Wann:*Donnerstag, 24.April.2003, ab 19:00 Uhr*

Wo: Im Kaktus
Adresse:
Behringstraße 2 (sollte der Link nicht funktionieren, dann bitte "manuell" auf stadtplandienst.de suchen)
Ecke Friedensallee
22765 Hamburg (Altona)

*Reservierungscode:* Mein Nachname: RICHTERS

So, wie gehabt bitte ich um zahlreiche Teilnahmebekundungen um dann abschätzen zu können wieviel Tische zu reservieren sind.

In diesem Sinne 
Harry

*Teilnehmer*:

Ich 
Thol
Janus
+ Tina
Beppo
Bischi
+ Keksdose 
biker_tom
Kaiowanas bessere Hälfte (Tine) 
Manny
STEF1
kitor (wenn der Arbeitgeber mitspielt  )


----------



## Thol (7. April 2003)

...número dos   
Wenn bis dahin arbeitstechnisch nichts dazwischen kommt, bin ich dabei.
 
Gruss aus LG
Olaf


----------



## MTB-News.de




----------



## *blacksheep* (7. April 2003)

Da muss man sich einfach anschliessen...


----------



## Beppo (7. April 2003)

...jepp...

Beppo


----------



## biker_tom (8. April 2003)

Moin,

werde wohl auch erscheinen, sofern es mein Arbeitgeber es mir nicht durch zuviel arbeit vermiest!!!

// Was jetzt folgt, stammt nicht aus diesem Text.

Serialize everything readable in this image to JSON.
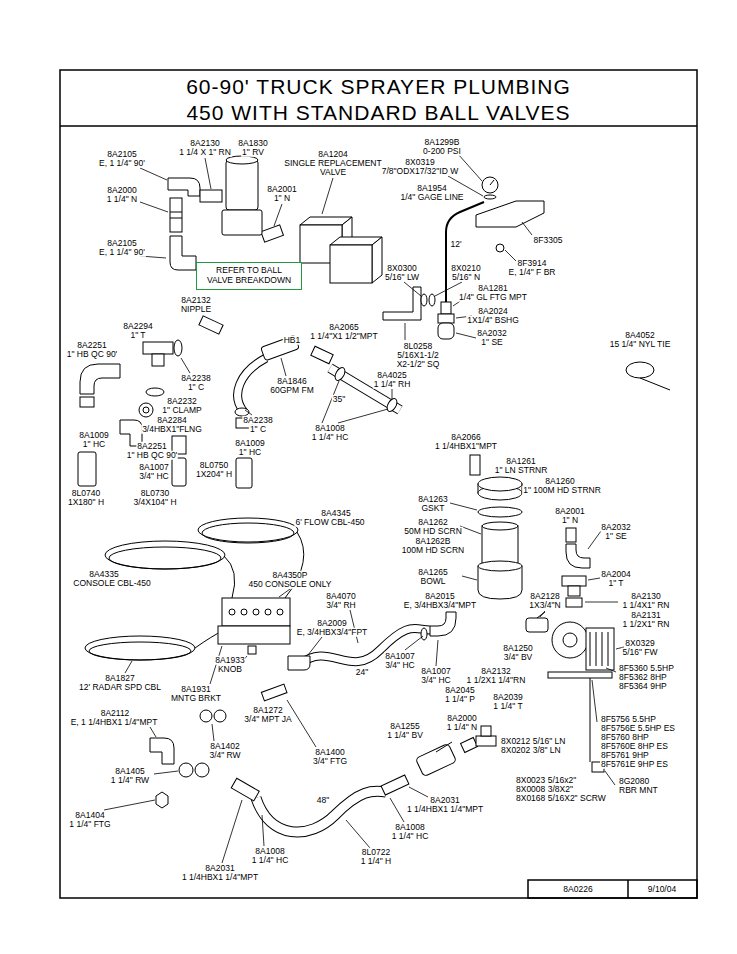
{
  "diagram": {
    "title": "60-90' TRUCK SPRAYER PLUMBING 450 WITH STANDARD BALL VALVES",
    "nodes": [
      {
        "text": [
          "REFER TO BALL VALVE BREAKDOWN"
        ]
      }
    ],
    "labels": [
      "8A2130",
      "1 1/4 X 1\" RN",
      "8A1830",
      "1\" RV",
      "8A2105",
      "E, 1 1/4\" 90'",
      "8A1204",
      "SINGLE REPLACEMENT",
      "VALVE",
      "8A1299B",
      "0-200 PSI",
      "8X0319",
      "7/8\"ODX17/32\"ID W",
      "8A2001",
      "1\" N",
      "8A2000",
      "1 1/4\" N",
      "8A1954",
      "1/4\" GAGE LINE",
      "12'",
      "8A2105",
      "E, 1 1/4\" 90'",
      "8F3305",
      "8F3914",
      "E, 1/4\" F BR",
      "8X0300",
      "5/16\" LW",
      "8X0210",
      "5/16\" N",
      "8A1281",
      "1/4\" GL FTG MPT",
      "8A2024",
      "1X1/4\" BSHG",
      "8A2032",
      "1\" SE",
      "8A2132",
      "NIPPLE",
      "8A4052",
      "15 1/4\" NYL TIE",
      "8A2294",
      "1\" T",
      "8A2065",
      "1 1/4\"X1 1/2\"MPT",
      "HB1",
      "8L0258",
      "5/16X1-1/2",
      "X2-1/2\" SQ",
      "8A2251",
      "1\" HB QC 90'",
      "8A2238",
      "1\" C",
      "8A1846",
      "60GPM FM",
      "8A4025",
      "1 1/4\" RH",
      "8A2232",
      "1\" CLAMP",
      "35\"",
      "8A2284",
      "3/4HBX1\"FLNG",
      "8A2238",
      "1\" C",
      "8A1008",
      "1 1/4\" HC",
      "8A1009",
      "1\" HC",
      "8A1009",
      "1\" HC",
      "8A2066",
      "1 1/4HBX1\"MPT",
      "8A2251",
      "1\" HB QC 90'",
      "8A1261",
      "1\" LN STRNR",
      "8A1007",
      "3/4\" HC",
      "8L0750",
      "1X204\" H",
      "8A1260",
      "1\" 100M HD STRNR",
      "8L0740",
      "1X180\" H",
      "8L0730",
      "3/4X104\" H",
      "8A1263",
      "GSKT",
      "8A4345",
      "6' FLOW CBL-450",
      "8A2001",
      "1\" N",
      "8A1262",
      "50M HD SCRN",
      "8A2032",
      "1\" SE",
      "8A1262B",
      "100M HD SCRN",
      "8A4335",
      "CONSOLE CBL-450",
      "8A4350P",
      "450 CONSOLE ONLY",
      "8A1265",
      "BOWL",
      "8A2004",
      "1\" T",
      "8A4070",
      "3/4\" RH",
      "8A2015",
      "E, 3/4HBX3/4\"MPT",
      "8A2128",
      "1X3/4\"N",
      "8A2130",
      "1 1/4X1\" RN",
      "8A2131",
      "1 1/2X1\" RN",
      "8A2009",
      "E, 3/4HBX3/4\"FPT",
      "8X0329",
      "5/16\" FW",
      "8A1250",
      "3/4\" BV",
      "8A1007",
      "3/4\" HC",
      "8A1933",
      "KNOB",
      "8F5360 5.5HP",
      "8F5362 8HP",
      "8F5364 9HP",
      "8A1007",
      "3/4\" HC",
      "8A2132",
      "1 1/2X1 1/4\"RN",
      "24\"",
      "8A1827",
      "12' RADAR SPD CBL",
      "8A1931",
      "MNTG BRKT",
      "8A2045",
      "1 1/4\" P",
      "8A2039",
      "1 1/4\" T",
      "8A1272",
      "3/4\" MPT JA",
      "8A2112",
      "E, 1 1/4HBX1 1/4\"MPT",
      "8F5756 5.5HP",
      "8F5756E 5.5HP ES",
      "8F5760 8HP",
      "8F5760E 8HP ES",
      "8F5761 9HP",
      "8F5761E 9HP ES",
      "8A2000",
      "1 1/4\" N",
      "8A1255",
      "1 1/4\" BV",
      "8X0212 5/16\" LN",
      "8X0202 3/8\" LN",
      "8A1402",
      "3/4\" RW",
      "8A1400",
      "3/4\" FTG",
      "8A1405",
      "1 1/4\" RW",
      "8X0023 5/16x2\"",
      "8X0008 3/8X2\"",
      "8X0168 5/16X2\" SCRW",
      "8G2080",
      "RBR MNT",
      "8A2031",
      "1 1/4HBX1 1/4\"MPT",
      "48\"",
      "8A1404",
      "1 1/4\" FTG",
      "8A1008",
      "1 1/4\" HC",
      "8A1008",
      "1 1/4\" HC",
      "8L0722",
      "1 1/4\" H",
      "8A2031",
      "1 1/4HBX1 1/4\"MPT",
      "8A0226",
      "9/10/04"
    ]
  }
}
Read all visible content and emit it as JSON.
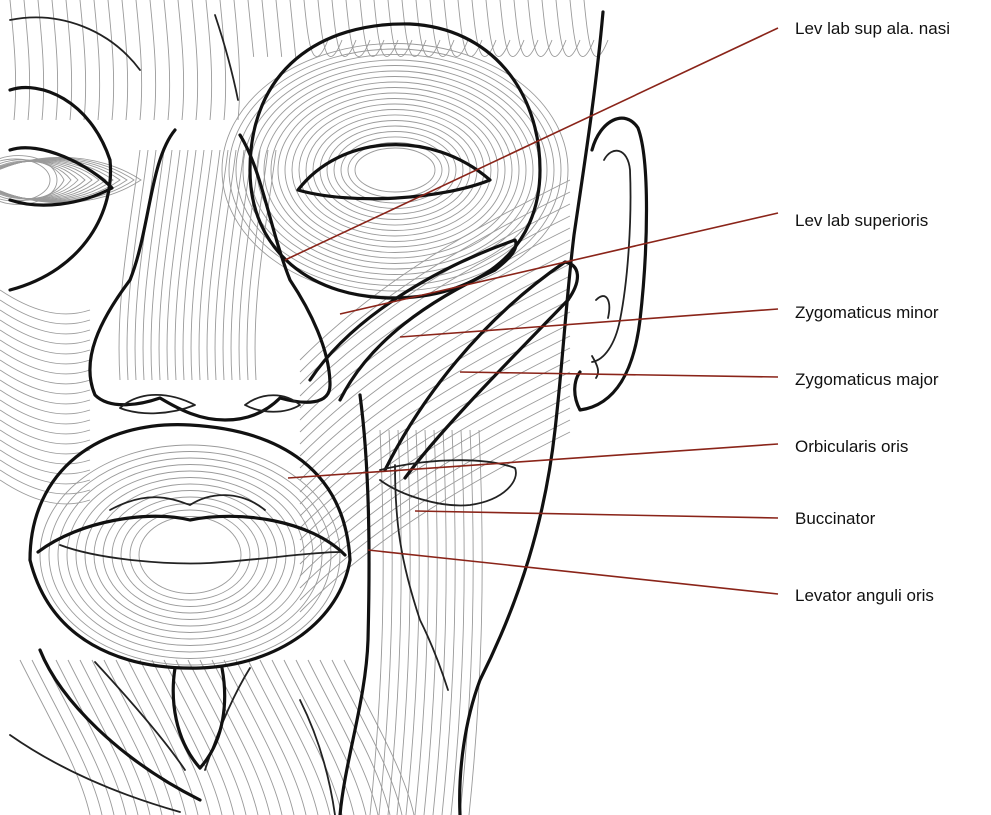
{
  "labels": [
    {
      "id": "lev-lab-sup-ala-nasi",
      "text": "Lev lab sup ala. nasi"
    },
    {
      "id": "lev-lab-superioris",
      "text": "Lev lab superioris"
    },
    {
      "id": "zygomaticus-minor",
      "text": "Zygomaticus minor"
    },
    {
      "id": "zygomaticus-major",
      "text": "Zygomaticus major"
    },
    {
      "id": "orbicularis-oris",
      "text": "Orbicularis oris"
    },
    {
      "id": "buccinator",
      "text": "Buccinator"
    },
    {
      "id": "levator-anguli-oris",
      "text": "Levator anguli oris"
    }
  ],
  "colors": {
    "leader_line": "#8a2419",
    "outline": "#111111",
    "fiber": "#9a9a9a"
  }
}
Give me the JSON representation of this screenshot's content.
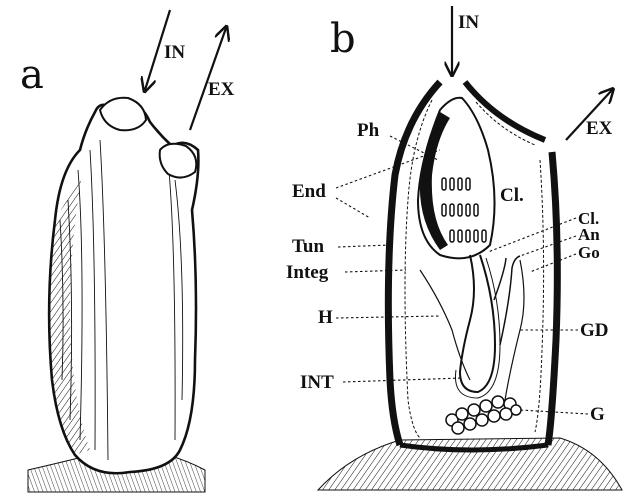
{
  "panel_a": {
    "letter": "a",
    "in_label": "IN",
    "ex_label": "EX"
  },
  "panel_b": {
    "letter": "b",
    "in_label": "IN",
    "ex_label": "EX",
    "labels": {
      "ph": "Ph",
      "end": "End",
      "tun": "Tun",
      "integ": "Integ",
      "h": "H",
      "int": "INT",
      "cl_center": "Cl.",
      "cl_right": "Cl.",
      "an": "An",
      "go": "Go",
      "gd": "GD",
      "g": "G"
    }
  },
  "colors": {
    "ink": "#111111",
    "paper": "#ffffff"
  }
}
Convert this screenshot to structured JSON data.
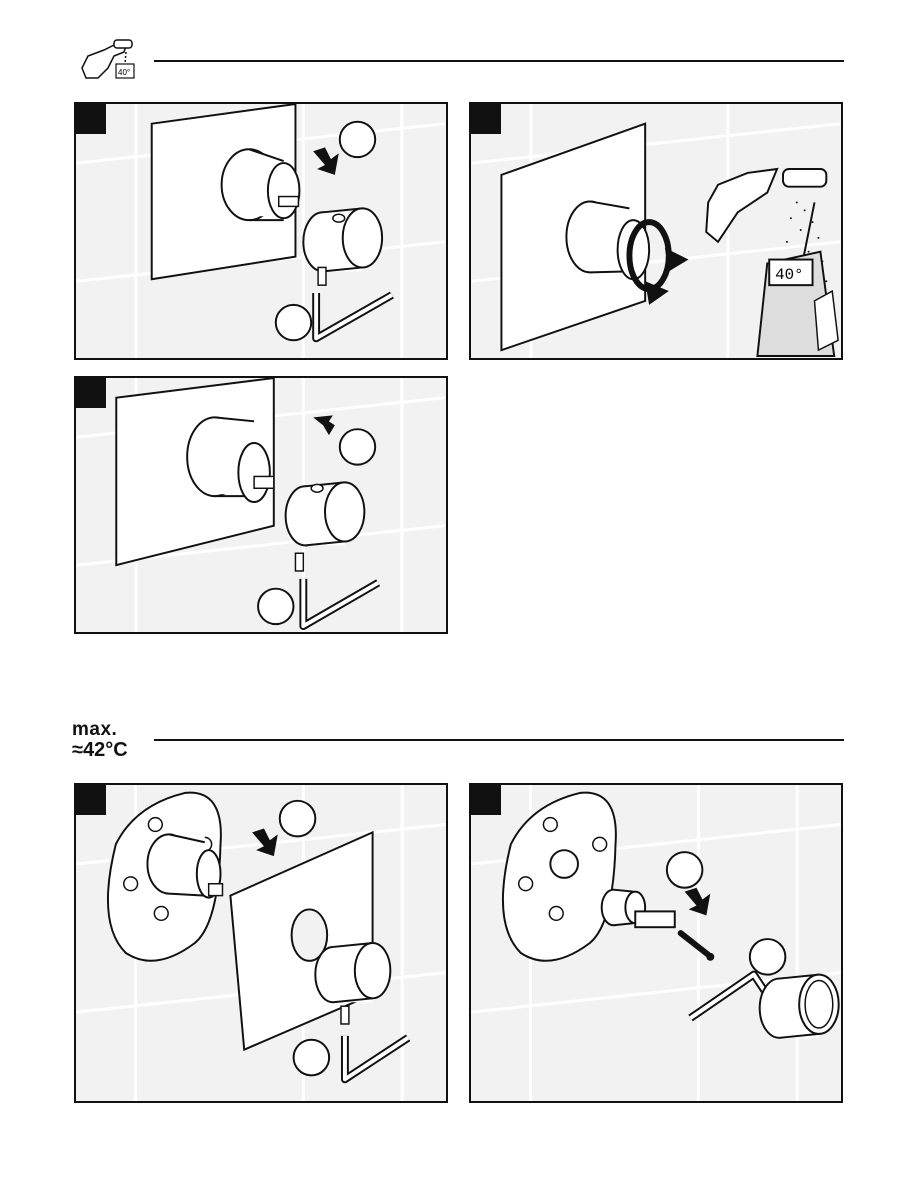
{
  "header_icon": "hand-shower-thermometer-icon",
  "header_icon_display": "40°",
  "section2": {
    "max_label": "max.",
    "temp_label": "≈42°C"
  },
  "panels": [
    {
      "id": "p1",
      "icons": [
        "arrow-icon",
        "knob-icon",
        "set-screw-icon",
        "allen-key-icon"
      ]
    },
    {
      "id": "p2",
      "icons": [
        "rotation-arrows-icon",
        "hand-shower-icon",
        "thermometer-icon"
      ],
      "thermometer_display": "40°"
    },
    {
      "id": "p3",
      "icons": [
        "arrow-icon",
        "knob-icon",
        "set-screw-icon",
        "allen-key-icon"
      ]
    },
    {
      "id": "p4",
      "icons": [
        "arrow-icon",
        "cover-plate-icon",
        "knob-icon",
        "allen-key-icon"
      ]
    },
    {
      "id": "p5",
      "icons": [
        "arrow-icon",
        "extension-icon",
        "screw-icon",
        "allen-key-icon",
        "knob-icon"
      ]
    }
  ],
  "colors": {
    "line": "#111111",
    "panel_bg": "#f2f2f2",
    "tile_line": "#ffffff"
  }
}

Obwohl, das SfdW hat ja nicht wirklich was bewirkt, oder?


Freu mich schon drauf, und ich hoffe, das ich dann im Juni auch wieder in der lage bin mal ne Runde mitzufahren, vorher geht nicht, da jedes WE ausgebucht ist, Freizeitstreß!!!!


----------



## Kaiowana (9. April 2003)

Mahlzeit werte Mitstreiterinnen und Mitstreiter,
tja, nu' isses wieder soweit.

Vom Bikervolk wird verlangt, öffentlich Stellung für den Weltfrieden zu beziehen. 
Da der Weltfrieden immer wichtiger wird, sind Tine (einer muß ja fahren  ) und ich wieder mit von der Partie.  

Bis dahin
Viele Grüße und  
Kaiowana


----------



## *blacksheep* (16. April 2003)

Moin Rabbit,

die Teilnehmerliste müsste mal wieder aktualisiert werden...  

Gruss,

Janus


----------



## Manny__ (19. April 2003)

Hallo Rabbit, 

Bin seit kurzen auch Community Mitglied und werde versuchen auch dabei zuseien. 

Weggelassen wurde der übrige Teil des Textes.